Krachtens artikel 1732 Oud Burgerlijk Wetboek is de huurder aansprakelijk voor de beschadiging of de verliezen die gedurende zijn huurtijd zijn ontstaan, tenzij hij bewijst dat die buiten zijn schuld hebben plaatsgehad.

Uit deze bepaling volgt dat de huurder gehouden is tot vergoeding van de huurschade waarvoor hij aansprakelijk is, en dat, in geval de eigenaar zelf de huurschade herstelt, hij recht heeft op terugbetaling van de herstelkosten.

Krachtens artikel 1582 Oud Burgerlijk Wetboek is koop een overeenkomst waarbij de ene partij zich verbindt om een zaak te leveren, en de andere om daarvoor een prijs te betalen.

De tegenprestatie voor de eigendomsoverdracht van de zaak is een prijs in geld.

Uit het voorgaande volgt dat, wanneer de eigenaar zelf de huurschade herstelt en vervolgens het goed verkoopt, hij de koopprijs van de koper ontvangt als tegenprestatie voor de eigendomsoverdracht en de betaling van de koopprijs niet strekt tot vergoeding van de huurschade.
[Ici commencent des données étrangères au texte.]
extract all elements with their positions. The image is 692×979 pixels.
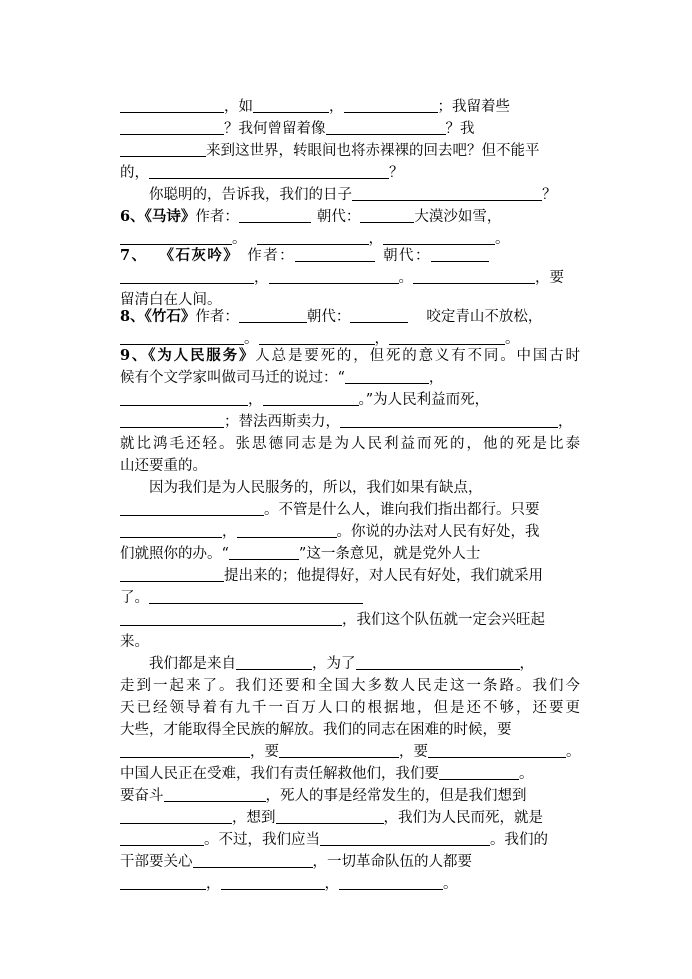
text-line: 干部要关心 ，一切革命队伍的人都要: [120, 854, 472, 870]
answer-blank[interactable]: [164, 786, 266, 802]
answer-blank[interactable]: [263, 390, 359, 406]
essay-title: 《为人民服务》: [148, 347, 256, 364]
author-blank[interactable]: [239, 207, 311, 223]
answer-blank[interactable]: [279, 742, 399, 758]
author-blank[interactable]: [239, 307, 307, 323]
answer-blank[interactable]: [326, 119, 446, 135]
answer-blank[interactable]: [120, 97, 224, 113]
answer-blank[interactable]: [389, 329, 505, 345]
answer-blank[interactable]: [259, 329, 375, 345]
question-7: 7、 《石灰吟》 作者： 朝代：: [120, 245, 580, 267]
answer-blank[interactable]: [120, 610, 342, 626]
poem-title: 《竹石》: [144, 308, 196, 325]
text-line: ， 。”为人民利益而死，: [120, 389, 580, 411]
answer-blank[interactable]: [120, 229, 232, 245]
text-line: 我们都是来自 ，为了 ，: [149, 656, 534, 672]
text-line: ；替法西斯卖力， ，: [120, 411, 580, 433]
answer-blank[interactable]: [120, 268, 254, 284]
answer-blank[interactable]: [237, 522, 337, 538]
answer-blank[interactable]: [120, 390, 248, 406]
answer-blank[interactable]: [257, 229, 369, 245]
answer-blank[interactable]: [345, 368, 429, 384]
text-line: 就比鸿毛还轻。张思德同志是为人民利益而死的，他的死是比泰: [120, 436, 580, 452]
text-line: 了。: [120, 587, 580, 609]
answer-blank[interactable]: [193, 852, 313, 868]
answer-blank[interactable]: [439, 764, 519, 780]
author-blank[interactable]: [295, 246, 375, 262]
text-line: 们就照你的办。“ ”这一条意见，就是党外人士: [120, 546, 481, 562]
answer-blank[interactable]: [120, 566, 224, 582]
text-line: 来到这世界，转眼间也将赤裸裸的回去吧？但不能平: [120, 140, 580, 162]
text-line: 。不管是什么人，谁向我们指出都行。只要: [120, 499, 580, 521]
dynasty-blank[interactable]: [350, 307, 408, 323]
text-line: 你聪明的，告诉我，我们的日子 ？: [149, 187, 557, 203]
question-6: 6、《马诗》作者： 朝代： 大漠沙如雪，: [120, 208, 502, 225]
text-line: 。不过，我们应当 。我们的: [120, 829, 580, 851]
answer-blank[interactable]: [120, 522, 222, 538]
text-line: 走到一起来了。我们还要和全国大多数人民走这一条路。我们今: [120, 678, 580, 694]
text-line: 山还要重的。: [120, 458, 207, 474]
question-8: 8、《竹石》作者： 朝代： 咬定青山不放松，: [120, 308, 543, 325]
text-line: 来。: [120, 634, 149, 650]
answer-blank[interactable]: [428, 742, 566, 758]
answer-blank[interactable]: [120, 742, 250, 758]
text-line: 候有个文学家叫做司马迁的说过：“ ，: [120, 370, 444, 386]
text-line: 天已经领导着有九千一百万人口的根据地，但是还不够，还要更: [120, 700, 580, 716]
answer-blank[interactable]: [413, 268, 535, 284]
dynasty-blank[interactable]: [431, 246, 489, 262]
text-line: ，如 ， ；我留着些: [120, 96, 580, 118]
text-line: ？我何曾留着像 ？我: [120, 118, 580, 140]
answer-blank[interactable]: [236, 654, 312, 670]
answer-blank[interactable]: [229, 544, 299, 560]
answer-blank[interactable]: [383, 229, 495, 245]
text-line: 中国人民正在受难，我们有责任解救他们，我们要 。: [120, 766, 534, 782]
answer-blank[interactable]: [120, 141, 206, 157]
text-line: ，想到 ，我们为人民而死，就是: [120, 807, 580, 829]
answer-blank[interactable]: [340, 412, 558, 428]
text-line: ，我们这个队伍就一定会兴旺起: [120, 609, 580, 631]
answer-blank[interactable]: [120, 500, 264, 516]
answer-blank[interactable]: [120, 119, 224, 135]
answer-blank[interactable]: [120, 830, 204, 846]
answer-blank[interactable]: [149, 588, 363, 604]
text-line: 。 ， 。: [120, 228, 580, 250]
answer-blank[interactable]: [320, 830, 490, 846]
answer-blank[interactable]: [149, 163, 389, 179]
text-line: 。 ， 。: [120, 328, 580, 350]
answer-blank[interactable]: [352, 185, 542, 201]
answer-blank[interactable]: [120, 412, 224, 428]
answer-blank[interactable]: [221, 874, 325, 890]
text-line: 要奋斗 ，死人的事是经常发生的，但是我们想到: [120, 788, 527, 804]
answer-blank[interactable]: [120, 874, 206, 890]
answer-blank[interactable]: [339, 874, 443, 890]
poem-title: 《石灰吟》: [159, 247, 240, 264]
question-9: 9、《为人民服务》人总是要死的，但死的意义有不同。中国古时: [120, 347, 581, 364]
text-line: 提出来的；他提得好，对人民有好处，我们就采用: [120, 565, 580, 587]
text-line: ，要 ，要 。: [120, 741, 580, 763]
answer-blank[interactable]: [356, 654, 520, 670]
dynasty-blank[interactable]: [360, 207, 414, 223]
answer-blank[interactable]: [120, 329, 244, 345]
text-line: 留清白在人间。: [120, 292, 222, 308]
text-line: ， ， 。: [120, 873, 580, 895]
text-line: ， 。你说的办法对人民有好处，我: [120, 521, 580, 543]
text-line: 大些，才能取得全民族的解放。我们的同志在困难的时候，要: [120, 722, 512, 738]
poem-title: 《马诗》: [144, 208, 196, 225]
answer-blank[interactable]: [269, 268, 399, 284]
answer-blank[interactable]: [253, 97, 329, 113]
text-line: ， 。 ，要: [120, 267, 580, 289]
answer-blank[interactable]: [344, 97, 438, 113]
answer-blank[interactable]: [276, 808, 384, 824]
answer-blank[interactable]: [120, 808, 232, 824]
text-line: 因为我们是为人民服务的，所以，我们如果有缺点，: [149, 480, 483, 496]
text-line: 的， ？: [120, 165, 404, 181]
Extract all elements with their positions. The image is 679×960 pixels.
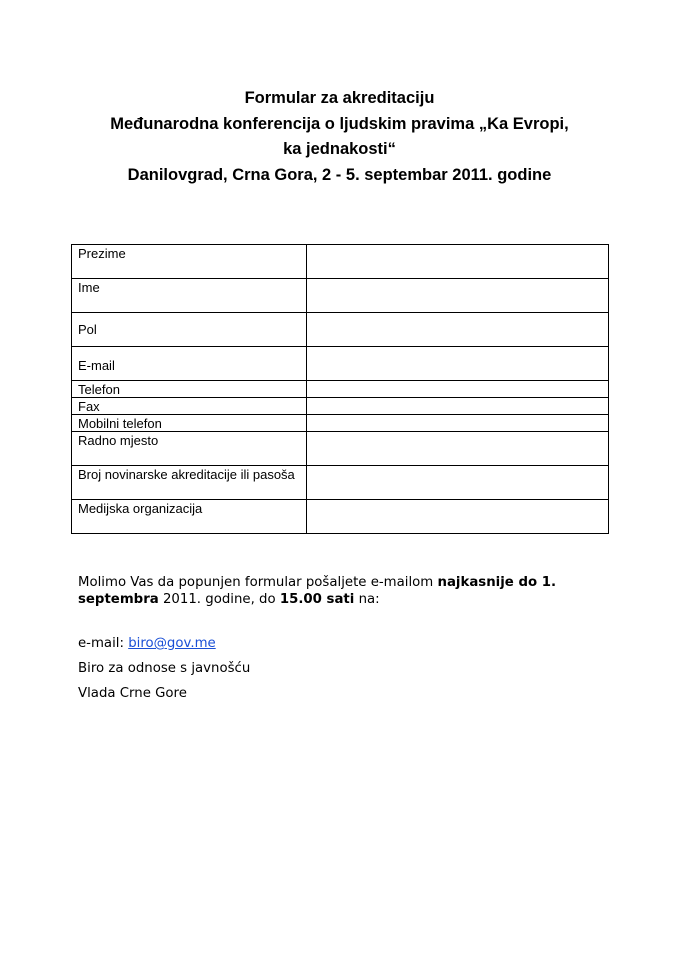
field-value-ime[interactable] <box>307 279 609 313</box>
instructions-deadline-date: najkasnije do 1. septembra <box>78 575 557 607</box>
contact-office: Biro za odnose s javnošću <box>78 661 251 676</box>
conference-name-line1: Međunarodna konferencija o ljudskim pravima „Ka Evropi, <box>110 114 569 133</box>
field-label-pol: Pol <box>72 313 307 347</box>
form-row-medijska-organizacija <box>72 500 609 534</box>
form-row-email <box>72 347 609 381</box>
field-value-radno-mjesto[interactable] <box>307 432 609 466</box>
field-label-broj-akreditacije: Broj novinarske akreditacije ili pasoša <box>72 466 307 500</box>
field-label-radno-mjesto: Radno mjesto <box>72 432 307 466</box>
field-value-prezime[interactable] <box>307 245 609 279</box>
contact-email-link[interactable]: biro@gov.me <box>128 636 216 651</box>
form-row-ime <box>72 279 609 313</box>
form-row-pol <box>72 313 609 347</box>
form-row-radno-mjesto <box>72 432 609 466</box>
field-value-broj-akreditacije[interactable] <box>307 466 609 500</box>
field-label-fax: Fax <box>72 398 307 415</box>
accreditation-form-table <box>71 244 609 534</box>
form-row-telefon <box>72 381 609 398</box>
form-row-fax <box>72 398 609 415</box>
field-label-ime: Ime <box>72 279 307 313</box>
instructions-text-1: Molimo Vas da popunjen formular pošaljete e-mailom <box>78 575 438 590</box>
form-row-mobilni-telefon <box>72 415 609 432</box>
form-row-broj-akreditacije <box>72 466 609 500</box>
field-label-medijska-organizacija: Medijska organizacija <box>72 500 307 534</box>
conference-location-date: Danilovgrad, Crna Gora, 2 - 5. septembar 2011. godine <box>127 165 552 184</box>
contact-government: Vlada Crne Gore <box>78 686 187 701</box>
field-value-email[interactable] <box>307 347 609 381</box>
field-label-mobilni-telefon: Mobilni telefon <box>72 415 307 432</box>
instructions-deadline-time: 15.00 sati <box>279 592 355 607</box>
conference-name-line2: ka jednakosti“ <box>283 140 396 158</box>
form-title: Formular za akreditaciju <box>244 89 435 107</box>
submission-instructions <box>78 574 608 608</box>
instructions-text-3: na: <box>354 592 380 607</box>
field-value-medijska-organizacija[interactable] <box>307 500 609 534</box>
field-label-email: E-mail <box>72 347 307 381</box>
field-value-telefon[interactable] <box>307 381 609 398</box>
field-label-telefon: Telefon <box>72 381 307 398</box>
document-title-block <box>0 86 679 188</box>
field-label-prezime: Prezime <box>72 245 307 279</box>
form-row-prezime <box>72 245 609 279</box>
field-value-pol[interactable] <box>307 313 609 347</box>
contact-email-label: e-mail: <box>78 636 129 651</box>
contact-email-line <box>78 635 216 652</box>
instructions-text-2: 2011. godine, do <box>158 592 280 607</box>
field-value-fax[interactable] <box>307 398 609 415</box>
field-value-mobilni-telefon[interactable] <box>307 415 609 432</box>
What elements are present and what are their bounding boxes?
De koopprijs die de eigenaar ontvangt, kan bijgevolg niet worden toegerekend op de vergoeding die de huurder verschuldigd is omwille de huurschade.

Het middel dat uitgaat van een andere rechtsopvatting, faalt in zoverre naar recht.

Met de redenen dat de vraag « of [de eigenaars] de woning na het einde van de huur al dan niet totaal hebben gerenoveerd, geen enkel belang [heeft] bij het bepalen van de omvang van hun vergoedingsrecht », verwerpt en beantwoordt de appelrechter het in het middel bedoelde verweer.

In zoverre het middel schending aanvoert van artikel 149 Grondwet, mist het feitelijke grondslag.